Owners of original Apple StyleWriters, the StyleWriter II, or StyleWriter 1200 should use the StyleWriter 1500 printer driver that comes with Mac OS 8.6 rather than the original driver for their printer.
Apple’s language kits must be updated before they work with either Mac OS 8.5 or 8.6. If you’re upgrading to Mac OS 8.6 from Mac OS 8.1 or earlier, use the Language Kit Updater for Mac OS 8.5; it’s available on the Mac OS 8.5 CD-ROM (and will presumably be on the Mac OS 8.6 CD-ROM as well). As far as I can tell, the Language Kit Updater for Mac OS 8.5 is neither available online nor included in the free Mac OS 8.6 Update.
Some applications may need more memory under Mac OS 8.6 due to the way some system components are used. In most cases, giving these applications about 300K more memory via their Get Info windows should solve the problem.
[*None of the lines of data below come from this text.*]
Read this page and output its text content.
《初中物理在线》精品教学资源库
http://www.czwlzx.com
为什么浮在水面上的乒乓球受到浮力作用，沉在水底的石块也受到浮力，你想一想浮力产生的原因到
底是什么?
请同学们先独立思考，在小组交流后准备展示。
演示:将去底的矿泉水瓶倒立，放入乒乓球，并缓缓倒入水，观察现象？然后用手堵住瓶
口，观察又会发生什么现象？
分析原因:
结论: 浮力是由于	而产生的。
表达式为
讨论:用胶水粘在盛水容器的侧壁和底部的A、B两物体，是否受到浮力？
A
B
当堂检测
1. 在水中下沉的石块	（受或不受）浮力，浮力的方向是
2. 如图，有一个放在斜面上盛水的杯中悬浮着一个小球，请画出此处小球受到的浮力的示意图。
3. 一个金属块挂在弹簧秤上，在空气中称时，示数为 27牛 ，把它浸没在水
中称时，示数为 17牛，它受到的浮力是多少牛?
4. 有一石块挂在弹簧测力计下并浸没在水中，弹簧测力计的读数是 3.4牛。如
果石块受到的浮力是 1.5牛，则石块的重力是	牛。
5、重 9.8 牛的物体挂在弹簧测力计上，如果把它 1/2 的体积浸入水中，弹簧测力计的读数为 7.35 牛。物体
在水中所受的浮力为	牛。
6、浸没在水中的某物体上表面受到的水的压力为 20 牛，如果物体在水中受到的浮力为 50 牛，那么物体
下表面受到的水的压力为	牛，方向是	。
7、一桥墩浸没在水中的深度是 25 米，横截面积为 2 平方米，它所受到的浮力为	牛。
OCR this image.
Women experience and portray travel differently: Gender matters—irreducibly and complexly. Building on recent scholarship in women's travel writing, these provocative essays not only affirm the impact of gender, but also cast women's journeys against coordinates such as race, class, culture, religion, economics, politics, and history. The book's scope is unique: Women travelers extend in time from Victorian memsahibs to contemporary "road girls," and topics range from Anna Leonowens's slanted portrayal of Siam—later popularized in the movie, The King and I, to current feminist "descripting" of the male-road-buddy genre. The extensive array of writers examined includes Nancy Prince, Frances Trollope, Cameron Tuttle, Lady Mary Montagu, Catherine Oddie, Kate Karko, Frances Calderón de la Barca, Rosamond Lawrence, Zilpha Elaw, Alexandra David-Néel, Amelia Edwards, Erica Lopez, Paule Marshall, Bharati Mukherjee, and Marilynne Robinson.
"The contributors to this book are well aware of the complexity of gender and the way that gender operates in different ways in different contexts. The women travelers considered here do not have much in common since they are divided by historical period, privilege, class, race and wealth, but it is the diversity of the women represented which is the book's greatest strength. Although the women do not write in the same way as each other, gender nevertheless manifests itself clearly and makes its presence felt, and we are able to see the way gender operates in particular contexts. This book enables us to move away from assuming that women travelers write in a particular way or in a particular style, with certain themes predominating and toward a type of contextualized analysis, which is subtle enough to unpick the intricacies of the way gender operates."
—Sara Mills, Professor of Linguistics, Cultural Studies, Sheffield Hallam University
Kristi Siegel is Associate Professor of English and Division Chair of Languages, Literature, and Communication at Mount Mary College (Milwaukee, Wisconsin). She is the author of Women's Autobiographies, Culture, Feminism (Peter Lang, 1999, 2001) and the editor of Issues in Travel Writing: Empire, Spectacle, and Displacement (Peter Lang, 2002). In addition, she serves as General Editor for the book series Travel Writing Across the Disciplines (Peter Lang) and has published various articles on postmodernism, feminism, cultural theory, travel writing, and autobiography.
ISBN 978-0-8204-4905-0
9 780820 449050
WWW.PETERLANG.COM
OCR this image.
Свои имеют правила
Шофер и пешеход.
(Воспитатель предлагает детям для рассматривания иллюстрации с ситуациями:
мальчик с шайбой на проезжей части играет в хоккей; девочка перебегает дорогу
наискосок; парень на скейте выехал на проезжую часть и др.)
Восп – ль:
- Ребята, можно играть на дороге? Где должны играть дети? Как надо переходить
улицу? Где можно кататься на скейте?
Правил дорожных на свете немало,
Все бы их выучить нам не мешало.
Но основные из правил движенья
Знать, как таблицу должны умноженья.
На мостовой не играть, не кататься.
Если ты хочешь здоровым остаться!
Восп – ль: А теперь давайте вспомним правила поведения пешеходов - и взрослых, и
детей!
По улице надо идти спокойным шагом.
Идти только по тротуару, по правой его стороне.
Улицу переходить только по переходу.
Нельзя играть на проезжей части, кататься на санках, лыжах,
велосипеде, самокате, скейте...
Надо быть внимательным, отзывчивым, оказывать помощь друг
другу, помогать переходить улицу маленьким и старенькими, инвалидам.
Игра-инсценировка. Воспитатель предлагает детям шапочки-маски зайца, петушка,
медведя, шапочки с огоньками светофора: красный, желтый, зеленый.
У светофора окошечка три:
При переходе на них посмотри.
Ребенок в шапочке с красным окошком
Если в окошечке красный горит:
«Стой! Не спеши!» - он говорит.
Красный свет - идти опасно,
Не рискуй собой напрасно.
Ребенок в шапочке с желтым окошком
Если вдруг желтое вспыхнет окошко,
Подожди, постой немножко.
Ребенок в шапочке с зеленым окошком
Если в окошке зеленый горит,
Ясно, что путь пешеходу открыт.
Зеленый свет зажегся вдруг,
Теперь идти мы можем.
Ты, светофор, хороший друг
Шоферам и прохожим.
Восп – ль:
Do You Need Mac OS 8.6? Any decision about upgrading to Mac OS 8.6 is, of course, up to the individual. If you need some of the new features in Mac OS 8.6 and aren’t fazed by downloading many megabytes of data, Mac OS 8.6 should be a safe decision. I’ve had few compatibility or stability problems while using Mac OS 8.6, and the price is right. On the other hand, if none of Mac OS 8.6’s new capabilities appeal to you and you’re happy with your current system setup, don’t feel compelled to upgrade right away – Mac OS 8.6 is a significant and worthwhile refinement over Mac OS 8.5 but doesn’t offer profound new features.